Given these pedagogical traditions, how do deaf children learn to read Chinese given their limited exposure to the spoken language and their varying exposure to Chinese Sign Language? What are the implications of teaching alphabetic and non-alphabetic scripts on the learning to read process for deaf children? Does the visual and semantic structure of Chinese better facilitate reading than a sound-based system like Pinyin or English? Furthermore, we must consider the relationship between the languages in the child’s environment (e.g., a tonal spoken language and a signed language) and the varying scripts (alphabetic and non-alphabetic Chinese).
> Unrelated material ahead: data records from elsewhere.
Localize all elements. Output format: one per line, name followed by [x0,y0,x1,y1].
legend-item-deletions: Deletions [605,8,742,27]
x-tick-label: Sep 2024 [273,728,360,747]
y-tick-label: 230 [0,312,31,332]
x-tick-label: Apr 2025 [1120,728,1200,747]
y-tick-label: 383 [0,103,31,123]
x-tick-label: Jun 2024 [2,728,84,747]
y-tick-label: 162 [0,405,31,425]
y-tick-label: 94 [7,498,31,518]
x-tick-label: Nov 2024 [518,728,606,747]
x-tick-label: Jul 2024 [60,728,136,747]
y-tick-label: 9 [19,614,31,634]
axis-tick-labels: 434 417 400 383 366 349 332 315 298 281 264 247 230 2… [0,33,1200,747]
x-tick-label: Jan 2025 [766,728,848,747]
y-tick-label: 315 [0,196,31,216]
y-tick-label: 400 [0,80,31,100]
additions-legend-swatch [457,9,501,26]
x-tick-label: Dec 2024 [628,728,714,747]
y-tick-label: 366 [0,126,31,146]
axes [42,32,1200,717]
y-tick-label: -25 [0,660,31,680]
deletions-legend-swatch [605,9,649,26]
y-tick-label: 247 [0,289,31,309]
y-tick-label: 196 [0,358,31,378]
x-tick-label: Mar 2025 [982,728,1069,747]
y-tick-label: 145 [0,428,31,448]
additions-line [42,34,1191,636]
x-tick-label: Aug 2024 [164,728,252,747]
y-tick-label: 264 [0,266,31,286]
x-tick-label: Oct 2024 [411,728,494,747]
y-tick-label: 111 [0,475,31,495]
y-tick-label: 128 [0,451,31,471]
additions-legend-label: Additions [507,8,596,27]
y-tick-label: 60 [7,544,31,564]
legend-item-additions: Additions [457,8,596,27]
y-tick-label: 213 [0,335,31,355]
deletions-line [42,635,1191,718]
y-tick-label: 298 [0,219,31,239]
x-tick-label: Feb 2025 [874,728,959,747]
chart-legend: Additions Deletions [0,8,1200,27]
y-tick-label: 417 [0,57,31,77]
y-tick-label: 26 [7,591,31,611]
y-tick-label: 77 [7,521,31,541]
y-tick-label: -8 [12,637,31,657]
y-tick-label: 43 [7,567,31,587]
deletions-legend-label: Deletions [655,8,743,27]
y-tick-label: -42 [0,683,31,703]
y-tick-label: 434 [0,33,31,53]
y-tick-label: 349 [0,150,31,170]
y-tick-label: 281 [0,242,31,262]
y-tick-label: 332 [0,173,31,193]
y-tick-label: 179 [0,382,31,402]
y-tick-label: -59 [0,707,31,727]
This qualitative study investigates past and present experiences of Deaf teachers related to the process of learning to read. In childhood, how were they introduced to the scripts and languages? In their current classrooms, what pedagogical practices do they use in teaching deaf children to read? Qualitative data were collected through teacher interviews and classroom observations. The data analysis approach relies upon principles incorporated from Grounded Theory (Bryant & Charmaz, 2007) and reveals the importance of sign language as a visual communicative strategy in teaching reading. The instruction of Pinyin is suggested more as a tool for speech training rather than a prerequisite for learning to read. Engaging in a cross-cultural analysis of deaf children’s reading practices enables researchers and practitioners to better understand the sociocultural and sociolinguistic influences that drive and shape reading instruction. Furthermore, investigating a context where the script is less sound-based allows us to explore just how visual a Deaf reader can be.